18/06/2016 12:21
Cresci e nunca entendi. Mesmo mudando de hábitos, deixando as brincadeiras de lado, podendo falar cu sem censura nas rodas de família e tudo o mais.
Quem reconheceria o próprio ódio como peso catalizador para arrancar vidas à força, à base da violência covarde?
As tentativas de matar o que não morre são diárias. Lá está o ódio, todo aparelhado na polícia, no Estado, nos nossos parentes irredutíveis, fiscais de cu alheio, nas senhoras de bem que vão à igreja…

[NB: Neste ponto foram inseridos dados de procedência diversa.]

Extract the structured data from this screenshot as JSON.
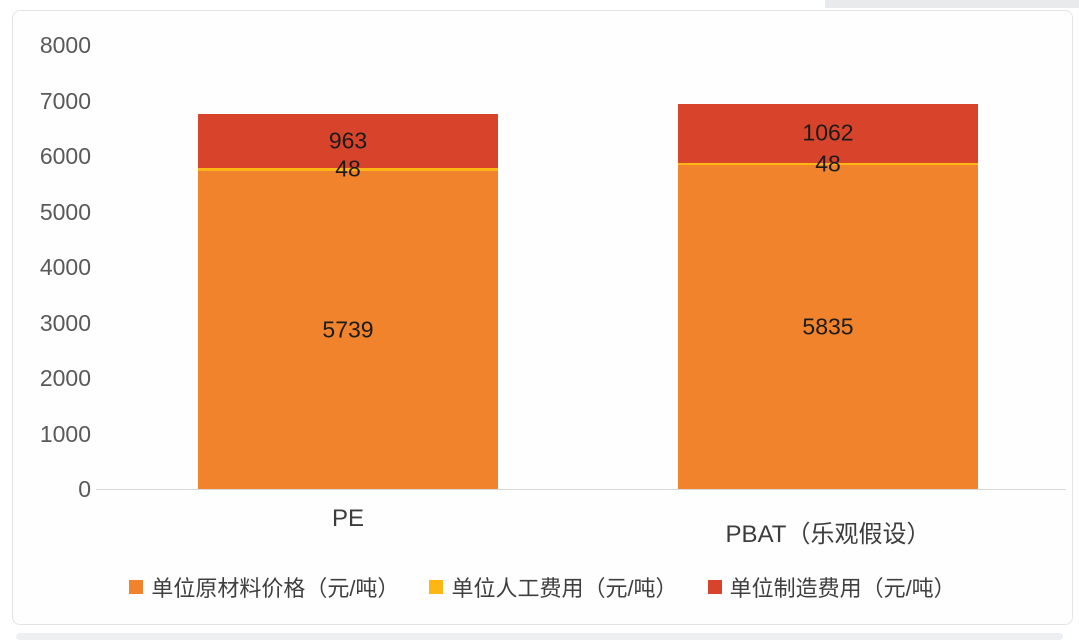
{
  "chart_data": {
    "type": "bar",
    "stacked": true,
    "title": "",
    "xlabel": "",
    "ylabel": "",
    "categories": [
      "PE",
      "PBAT（乐观假设）"
    ],
    "series": [
      {
        "name": "单位原材料价格（元/吨）",
        "color": "#F0832C",
        "values": [
          5739,
          5835
        ]
      },
      {
        "name": "单位人工费用（元/吨）",
        "color": "#FDB614",
        "values": [
          48,
          48
        ]
      },
      {
        "name": "单位制造费用（元/吨）",
        "color": "#D8432C",
        "values": [
          963,
          1062
        ]
      }
    ],
    "totals": [
      6750,
      6945
    ],
    "y_ticks": [
      8000,
      7000,
      6000,
      5000,
      4000,
      3000,
      2000,
      1000,
      0
    ],
    "ylim": [
      0,
      8000
    ],
    "grid": false,
    "legend_position": "bottom"
  }
}
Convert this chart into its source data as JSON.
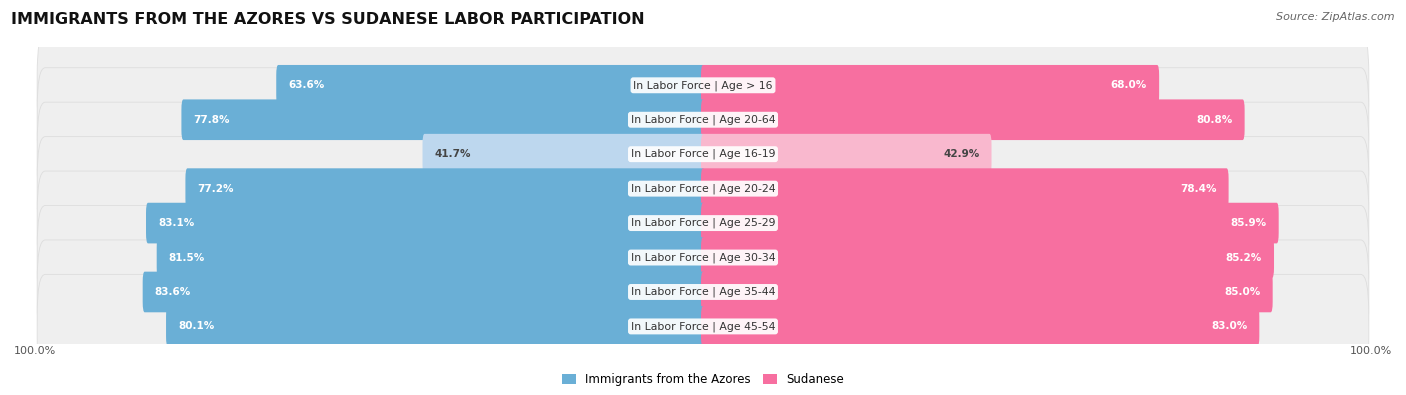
{
  "title": "IMMIGRANTS FROM THE AZORES VS SUDANESE LABOR PARTICIPATION",
  "source": "Source: ZipAtlas.com",
  "categories": [
    "In Labor Force | Age > 16",
    "In Labor Force | Age 20-64",
    "In Labor Force | Age 16-19",
    "In Labor Force | Age 20-24",
    "In Labor Force | Age 25-29",
    "In Labor Force | Age 30-34",
    "In Labor Force | Age 35-44",
    "In Labor Force | Age 45-54"
  ],
  "azores_values": [
    63.6,
    77.8,
    41.7,
    77.2,
    83.1,
    81.5,
    83.6,
    80.1
  ],
  "sudanese_values": [
    68.0,
    80.8,
    42.9,
    78.4,
    85.9,
    85.2,
    85.0,
    83.0
  ],
  "azores_color": "#6AAFD6",
  "azores_color_light": "#BDD7EE",
  "sudanese_color": "#F76FA0",
  "sudanese_color_light": "#F9B8CE",
  "bar_bg_color": "#EFEFEF",
  "bar_border_color": "#DDDDDD",
  "background_color": "#FFFFFF",
  "legend_azores": "Immigrants from the Azores",
  "legend_sudanese": "Sudanese",
  "title_fontsize": 11.5,
  "source_fontsize": 8.0,
  "label_fontsize": 7.8,
  "value_fontsize": 7.5,
  "axis_label_fontsize": 8.0
}
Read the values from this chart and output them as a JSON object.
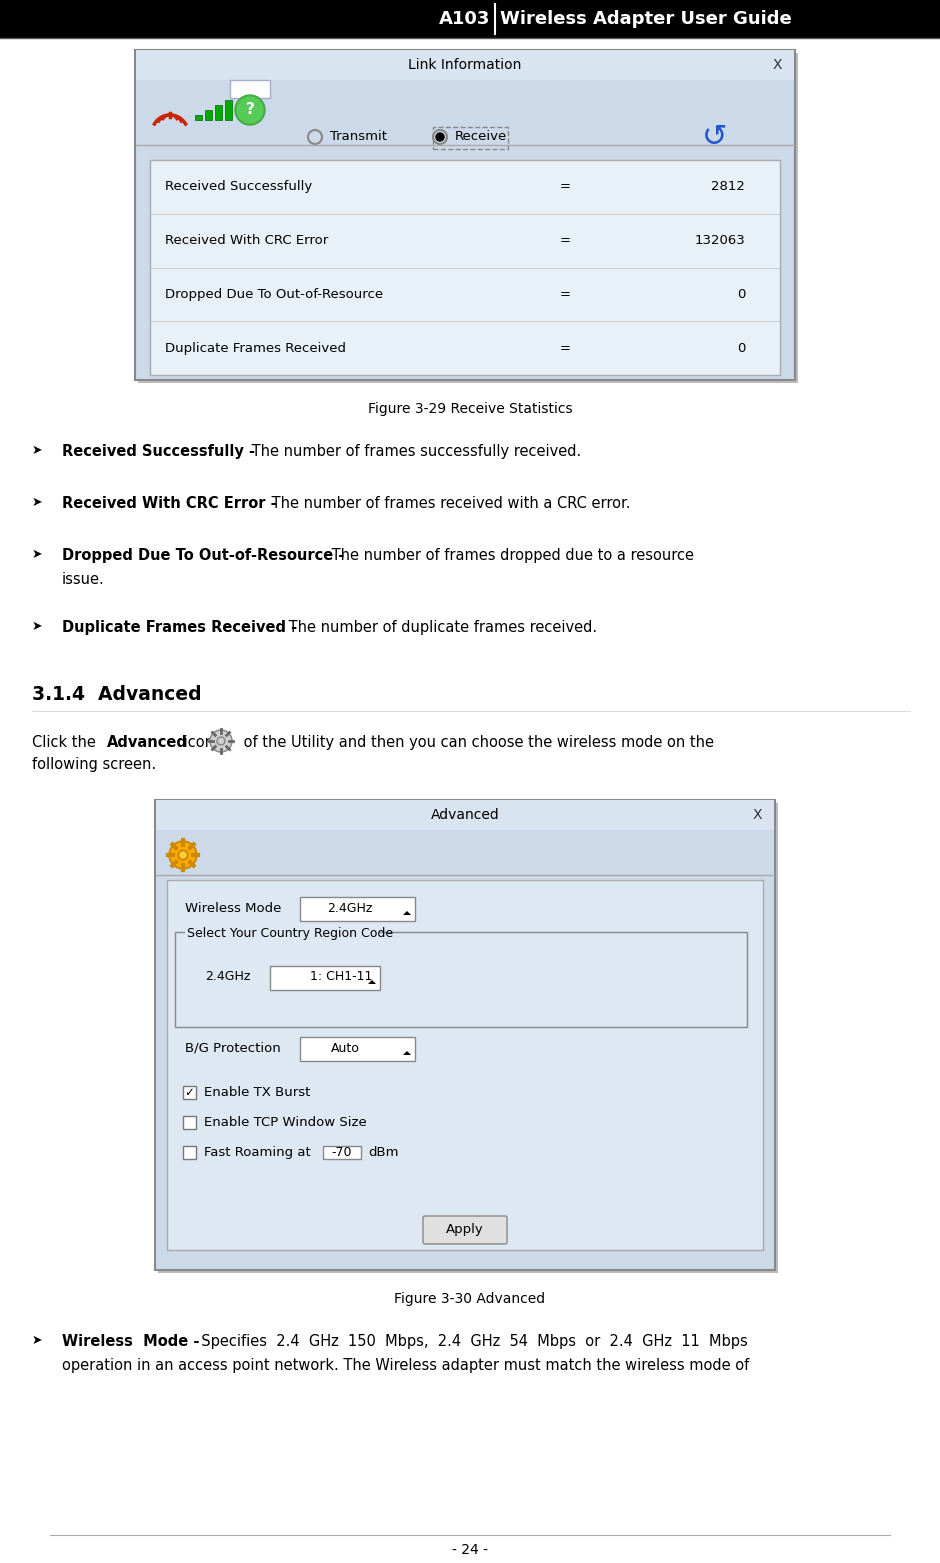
{
  "page_title_left": "A103",
  "page_title_right": "Wireless Adapter User Guide",
  "page_number": "- 24 -",
  "fig1_caption": "Figure 3-29 Receive Statistics",
  "fig2_caption": "Figure 3-30 Advanced",
  "fig1_title": "Link Information",
  "fig1_rows": [
    [
      "Received Successfully",
      "=",
      "2812"
    ],
    [
      "Received With CRC Error",
      "=",
      "132063"
    ],
    [
      "Dropped Due To Out-of-Resource",
      "=",
      "0"
    ],
    [
      "Duplicate Frames Received",
      "=",
      "0"
    ]
  ],
  "fig2_title": "Advanced",
  "bg_color": "#ffffff",
  "header_bg": "#000000",
  "header_text_color": "#ffffff",
  "dialog_bg": "#ccd9e8",
  "dialog_inner_bg": "#dce8f5",
  "dialog_border": "#aaaaaa"
}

Em uma dessas conversas de família, quando homens velhos, adolescentes entediados e tias distantes reúnem suas diferenças envolta de uma mesa farta, lembro de ouvir um parente dizer em formato argumentativo-explicativo-ditatorial: “Tudo bem ser gay, namorar, casar, gostar de outro homem, mas dar o cu, não. Isso eu não admito”. E todos abriram pequenos sorrisos naturais e começaram a discutir um monte de regras cagadas pelo cu dos outros. Eu tinha nove anos e só queria soltar pipa, jogar bola de gude, repetir a sobremesa. Pouco me importava o cu alheio, é a verdade. E cheguei a pensar intrigado por que diabos existiam tantos fiscais revoltados de cu – uma palavra que criança nem podia repetir em voz alta.
Cresci e nunca entendi. Mesmo mudando de hábitos, deixando as brincadeiras de lado, podendo falar cu sem censura nas rodas de família e tudo o mais. Nada mudou. Com exceção da descoberta de um tempero chamado ódio.
Um ódio naturalizado em formato de piada, fantasiado em padrões binários que nos dizem o que é o prazer, o amor e como podemos senti-los. Um ódio distorcido por regrinhas morais de bons costumes. Um ódio que se passa por bom e se sente no direito de invocar Deus – ou isso que as pessoas chamam de Deus – tardiamente, apenas para rezar com a hipocrisia habitual por almas que não foram aceitas na Terra. Isso é o pior.
Talvez alguns filósofos, psicanalistas e gurus da vida livre possam dissertar sobre o sentimento fervoroso da cólera. Talvez alguém esclareça que a natureza humana está entre o amor incondicional e a fúria incontrolável. Mas quem seria capaz de assumir no próprio lombo os assassinatos racistas, estupros coletivos e homofobias sanguinárias? Quem reconheceria o próprio ódio como peso catalizador para arrancar vidas à força, à base da violência covarde?
Nos últimos dias, após o massacre de Orlando que matou 50 pessoas na boate Pulse, muita gente lembrou uma observação crucial sobre a morte do irmão do Zé Celso Martinez, Luís Antônio Martinez Corrêa, gay, assassinado com 107 facadas, em 1987. Mas porque, se um, dois, três, quatro golpes seriam suficientes para tirar a vida de alguém? Porque “tentam matar o que não morre”, escreveu o Matheus Rodrigues no Facebook.
As tentativas de matar o que não morre são diárias. Lá está o ódio, todo aparelhado na polícia, no Estado, nos nossos parentes irredutíveis, fiscais de cu alheio, nas senhoras de bem que vão à igreja. Lá está ele, dizendo que a saia curta, o beijo gay, o índio vivo e o jovem negro bem vestido não podem existir assim, como se fossem normais. Até o Bob, um cachorro, xodó da favela de Heliópolis, foi morto com um tiro de revólver por latir e, supostamente, ter irritado um policial.
Eu continuo sem saber de onde vem toda essa raiva. Mas prefiro ficar com as palavras da Willa Naylor, uma americana de 7 anos transexual, que combate o ódio com uma frase. “Nós devemos apenas ter permissão para viver como nós somos, porque sabemos quem somos”.